After spending more than a year now with Gen AI, I feel RAG is more of a problem than a solution. it is so brittle and there is no science to it. I wanted to check with this group if anyone is aware of any other technique or ways to work more efficiently in this space. One of the things, I was expecting to see in this space is similar to how automated hyper parameter tuning happens in traditional ML. The idea is, if I provide a set of retrieval techniques and a loss function, is there any product/process that will run the different retrieval techniques, calculate the loss and automate the identification of the best technique. I could not find any such product so far.

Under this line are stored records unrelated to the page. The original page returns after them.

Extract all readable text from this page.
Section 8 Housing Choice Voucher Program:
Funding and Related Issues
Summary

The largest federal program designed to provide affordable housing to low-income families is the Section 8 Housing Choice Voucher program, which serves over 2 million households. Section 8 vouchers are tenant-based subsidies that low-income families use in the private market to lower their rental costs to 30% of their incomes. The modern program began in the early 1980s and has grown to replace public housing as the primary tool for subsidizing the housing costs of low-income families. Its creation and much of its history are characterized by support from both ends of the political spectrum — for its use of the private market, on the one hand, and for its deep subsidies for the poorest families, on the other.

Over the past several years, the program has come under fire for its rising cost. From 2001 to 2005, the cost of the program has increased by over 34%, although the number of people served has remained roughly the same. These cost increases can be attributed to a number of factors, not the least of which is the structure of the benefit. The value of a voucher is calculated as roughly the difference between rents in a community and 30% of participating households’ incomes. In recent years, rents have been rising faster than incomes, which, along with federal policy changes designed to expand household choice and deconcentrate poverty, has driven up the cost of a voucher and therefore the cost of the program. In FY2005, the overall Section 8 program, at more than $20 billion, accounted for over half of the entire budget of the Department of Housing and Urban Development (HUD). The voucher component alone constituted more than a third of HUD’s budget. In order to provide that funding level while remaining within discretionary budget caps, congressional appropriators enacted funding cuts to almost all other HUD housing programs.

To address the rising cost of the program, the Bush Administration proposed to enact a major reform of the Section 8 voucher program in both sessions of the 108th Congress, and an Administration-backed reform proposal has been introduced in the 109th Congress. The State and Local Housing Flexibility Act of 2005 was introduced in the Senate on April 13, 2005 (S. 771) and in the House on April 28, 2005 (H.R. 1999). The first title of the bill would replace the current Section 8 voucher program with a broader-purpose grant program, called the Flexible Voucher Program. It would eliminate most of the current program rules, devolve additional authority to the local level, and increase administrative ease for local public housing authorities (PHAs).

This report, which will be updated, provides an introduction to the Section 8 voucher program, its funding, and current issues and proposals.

@stevenic has done quite a bit, but he’s busy with a startup at the moment, I believe. If you search the forum, we’ve got a lot of great hidden gems / wisdom.
Hrm… I wonder if someone would want to create a massive “here’s all the best RAG posts” for the forum…
After a year of working on my RAG system, I could not disagree more heartily.
Here are a couple of information sources I have found useful:
- [2312.10997] Retrieval-Augmented Generation for Large Language Models: A Survey
No idea what you’re talking about. But if that is your use requirement, I can certainly see your concern.
I just want to make the point that I have found RAG to be extremely useful in my use case: Creating keyword and semantic searchable knowledgebases consisting of thousands of documents and focused on very specific areas of interest.
Biggest problem I’ve ran into so far: Some query responses not comprehensive enough. End-users can almost always get to a complete answer using chain-of-thought queries (few-shot). But, the end-users I’ve been working with want complete answers on the first question (zero-shot). This may touch on your issue.
My resolution: Deep Dive. Have the model dig through all the possible responses, categorize and analyze those, then return a complete list of best responses. Since I built my RAG system myself, I also have to build this feature. So I’m thinking, whatever you say this technique is you’re missing, you may have to build it yourself.
I have felt this way. A lot. But the truth is, so much of it is trial and error and fine-tuning the techniques that work best for your use case. And perhaps, in the end, that is the science of it all.
I find RAG extremely useful for giving the model more context. My use case is using LLM as a classifier on the text data, that not just uses the ML techniques, but “know” something about what these texts are about. E.g.I have a dataset with texts and associated numbers (encoded expense accounts for example). So, I receive the new text and I need to find the number for him. Classical classifiers showed accuracy 0.6-0.7. RAG been supplied with 5-10 most similar texts (based on embeddings+cosine similarity) with numbers, so the prompt is formed dynamically every time, and returns the numbers for new lines with accuracy 0.8-0.9.
I assume on top of classical classifier “reads” the texts and that gives him more understanding of what he’s returning vs. classical model.
So, my “technique” here is to tune the prompt every time i send it and monitor the accuracy afterwards.
Thanks a lot, are you using ada embedding. I found issues with embedding also where it is not returning the same embedding every time. I converted to encoding_mod =float, that also is not 100% consistent. I wanted to try with cohere and see if that is better than ada
Yes. But I use it via the Weaviate tex2vec-openai transformer. In my experience, I have received fairly consistent cosine similarity results.
I will say that RAG is indeed useful and in fact it’s the key to grounding the model and giving it memory. I’m assuming your task @joyasree78 is Q&A related and what you have to realize is that task is simply a compression problem.
The model will actually do a great job of answering almost any question but it needs to see the text with the answer in its context window. If you’re getting poor answers you’re likely not showing the model text that contains the answer.
I could go on and on about the flaws with current RAG techniques (I’m building a company to address them) but what I’d suggest is to look at the queries where the model came back with the wrong with a bad answer? Was the answer in the prompt text? The model sometimes misses things. It’s rare but they’re not perfect.
More often than not you’ll find that you’re simply not showing the model the text that contains the answer and this is when has to guess (hallucinate). The model always wants to answer you. That’s both it’s strength and it’s weakness because it’s a general purpose model that’s trying to cover a wide range of scenarios.